My primary concern was that we already have a Yom Hashoah, a Holocaust Memorial Day, which unfortunately passes all too often without proper recognition, and, as I wrote, "it would make more sense to develop what we have already into a truly meaningful day instead of turning it into more formal ceremonies and speeches on a national scale. Our true pain and agony are private and personal and not something to be flaunted in the public arena." My point was simply that introducing a national Holocaust Memorial Day ran the risk of diminishing the uniqueness of the tragedy and thus debase the memory of all those who perished.
I repeated the theme in different words in the Daily Mail, arguing more explicitly that if we take the commemorations national we enable others with their own agenda to use it as a political football. Many took serious objection to both articles yet in no time the Armenian community protested the establishment of such a day when, they felt it ignored the reality of a genocide endured by their own people. The Muslim Council of Britain also boycotted on several occasions, because they felt such a day totally excludes and ignores the ongoing genocide and violation of human rights in the occupied Palestinian territories.

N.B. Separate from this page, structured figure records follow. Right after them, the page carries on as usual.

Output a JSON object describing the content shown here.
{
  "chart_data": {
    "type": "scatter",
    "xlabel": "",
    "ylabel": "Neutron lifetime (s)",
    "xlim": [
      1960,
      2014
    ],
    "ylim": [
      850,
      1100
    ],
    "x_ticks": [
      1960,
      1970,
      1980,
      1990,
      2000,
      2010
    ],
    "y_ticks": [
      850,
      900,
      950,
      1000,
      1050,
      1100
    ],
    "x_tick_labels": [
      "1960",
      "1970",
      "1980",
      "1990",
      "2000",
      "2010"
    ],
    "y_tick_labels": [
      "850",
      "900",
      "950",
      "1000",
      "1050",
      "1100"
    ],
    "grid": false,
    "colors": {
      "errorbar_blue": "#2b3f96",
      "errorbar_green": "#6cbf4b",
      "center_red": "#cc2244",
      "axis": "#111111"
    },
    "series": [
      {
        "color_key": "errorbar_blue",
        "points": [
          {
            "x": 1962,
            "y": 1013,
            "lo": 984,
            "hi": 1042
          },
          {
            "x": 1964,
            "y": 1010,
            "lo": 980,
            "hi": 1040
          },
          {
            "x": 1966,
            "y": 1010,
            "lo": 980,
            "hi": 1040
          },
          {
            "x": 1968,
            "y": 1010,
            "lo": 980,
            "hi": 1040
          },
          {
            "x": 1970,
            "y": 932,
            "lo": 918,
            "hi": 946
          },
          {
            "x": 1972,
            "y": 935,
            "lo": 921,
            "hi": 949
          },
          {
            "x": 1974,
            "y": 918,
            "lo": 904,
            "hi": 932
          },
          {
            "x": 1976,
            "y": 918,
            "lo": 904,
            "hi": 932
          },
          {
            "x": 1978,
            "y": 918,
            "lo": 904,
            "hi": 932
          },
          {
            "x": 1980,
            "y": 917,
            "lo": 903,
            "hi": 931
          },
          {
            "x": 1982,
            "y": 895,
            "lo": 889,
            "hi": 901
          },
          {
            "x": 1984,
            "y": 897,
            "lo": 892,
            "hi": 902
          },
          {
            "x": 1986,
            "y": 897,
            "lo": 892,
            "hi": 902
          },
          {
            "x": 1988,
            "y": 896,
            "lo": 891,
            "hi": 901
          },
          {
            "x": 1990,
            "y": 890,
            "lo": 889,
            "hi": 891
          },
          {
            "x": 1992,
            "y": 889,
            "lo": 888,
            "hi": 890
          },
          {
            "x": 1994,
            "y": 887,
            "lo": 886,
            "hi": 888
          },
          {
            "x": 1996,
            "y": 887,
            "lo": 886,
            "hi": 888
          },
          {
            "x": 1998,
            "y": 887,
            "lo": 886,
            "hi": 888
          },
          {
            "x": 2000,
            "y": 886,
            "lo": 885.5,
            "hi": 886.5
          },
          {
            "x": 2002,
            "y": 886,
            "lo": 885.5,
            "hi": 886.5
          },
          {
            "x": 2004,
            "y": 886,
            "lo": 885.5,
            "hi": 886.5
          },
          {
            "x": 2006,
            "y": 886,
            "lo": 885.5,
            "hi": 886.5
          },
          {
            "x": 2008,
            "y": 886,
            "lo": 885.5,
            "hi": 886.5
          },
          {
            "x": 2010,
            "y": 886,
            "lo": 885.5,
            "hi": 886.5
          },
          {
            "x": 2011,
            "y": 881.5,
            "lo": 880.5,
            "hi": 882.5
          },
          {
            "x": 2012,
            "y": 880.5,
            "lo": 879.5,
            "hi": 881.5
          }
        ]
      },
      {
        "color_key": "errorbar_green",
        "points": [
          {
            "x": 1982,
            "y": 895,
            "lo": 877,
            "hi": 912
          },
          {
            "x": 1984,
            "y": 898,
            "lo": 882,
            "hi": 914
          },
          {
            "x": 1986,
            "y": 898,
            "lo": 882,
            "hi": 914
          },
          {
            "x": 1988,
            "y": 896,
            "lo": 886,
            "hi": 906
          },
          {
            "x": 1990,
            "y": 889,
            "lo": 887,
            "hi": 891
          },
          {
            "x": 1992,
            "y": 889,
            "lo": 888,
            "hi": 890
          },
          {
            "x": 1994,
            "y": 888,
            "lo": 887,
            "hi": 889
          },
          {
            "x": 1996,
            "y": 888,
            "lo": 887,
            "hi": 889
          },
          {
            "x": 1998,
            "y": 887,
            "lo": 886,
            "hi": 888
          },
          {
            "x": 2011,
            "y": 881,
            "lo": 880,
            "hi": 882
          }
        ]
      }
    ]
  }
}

When I cited such examples in order to vindicate myself, some argued that such reactions were to be expected and would lessen with the passage of time. Alas the opposite has proven to be the case. David Ward, a Liberal Democrat MP, shortly after signing the Holocaust Memorial Trust's book of remembrance last week, blogged the following: "Having visited Auschwitz twice -- once with my family and once with local schools ... I am saddened that the Jews, who suffered unbelievable levels of persecution during the Holocaust, could within a few years of liberation from the death camps be inflicting atrocities on Palestinians in the new state of Israel and continue to do so on a daily basis in the West Bank and Gaza."
To add insult to injury, the Sunday Times published a cartoon today depicting a large-nosed Jew, hunched over a wall, building with the blood of Palestinians as they writhe in pain within it. Stereotypical blood-libel Anti-Semitism intended deliberately to coincide with Holocaust Memorial Day.
The Holocaust strikes at the very core of my heart as a Jew and as a human being. My mother, one of the "hidden children," miraculously survived along with her parents and siblings. Three pairs of my great-grandparents and most other family members perished. The establishment of a Holocaust Memorial Day has essentially enabled others with whatever agendas to dance on the graves of my family along with another 6 million and countless others besides.
As the commentator put it today: "Holocaust Memorial Day is transfiguring into a day that 'the Jews' or 'Israel' (for they will use these terms interchangeably), are to be attacked or set up, completely leaving behind the idea that the country came into existence in the wake of the greatest single crime in history."
Twelve years later they're acknowledging what I warned about since the inception of this day. I wonder if the Chief Rabbi remembers that initial meeting. I wonder what he's thinking now.